Though the museum's board has been publicly describing their fundraising as "on target," Miami-Dade Mayor Carlos Gimenez revealed board members came to him two months ago to share the shortfall of pledges and donor gifts.
"First, they had to fire the original contractor. They are in litigation now over that," said Gimenez. "And, two, their pledges didn't come in as quickly as they thought."
So far, $150 million in general obligation bonds is funding the construction of the four-building bayfront museum, which includes a 500,000-gallon aquarium and digital planetarium.
An additional $100 million in private funding was planned for the exhibits and operations, but to date, $70 million has been raised -- more than half of that from philanthropists Patricia and Phillip Frost, the couple for whom the museum is named.
Gimenez told the museum's board there would be no more public money allocated to the museum, but told Local10 News on Tuesday about his plan to keep the construction and intended opening underway.
"We have aspirations to be the next great cultural center in the hemisphere. This aggressive plan for fundraising is part of the formula for that," said Michael Spring, Miami-Dade County's cultural affairs director.
Under the mayor's plan, Miami-Dade County will front the museum 20 years worth of the annual county funding designated for museum operations -- a total of $80 million -- to allow for bank financing to finish construction and open the museum. Then, future private funding will replace that revenue stream for annual operations.
"We're not putting any more general fund money into it," Gimenez said. "It was money that they were going to receive that is front-loaded instead of being paid out in installments.
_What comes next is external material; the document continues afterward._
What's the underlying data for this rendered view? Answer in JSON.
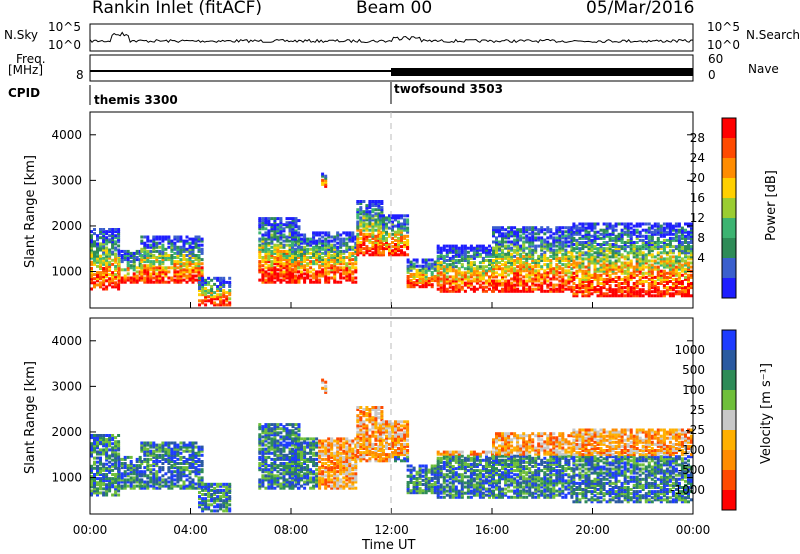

I don't like this any more than anybody else, but when you look at the options, there is no option to keep it closed."
The mayor will need the Miami-Dade commissioners to approve the funding plan. He said eight of the 13 have indicated support.
All involved believe the private support will come more easily when the facility and programs are up and running.
"As it comes to fruition, we're seeing that more gifts are coming along. Its just not coming along as fast as we need to complete everything for opening," said museum president and CEO Gillian Thomas. "And the longer it takes, the more expensive things get, so we really want to get to opening as fast as we possibly can."
Thomas believes the museum will be ready for a grand opening in the fall as a premiere showcase for science and technology.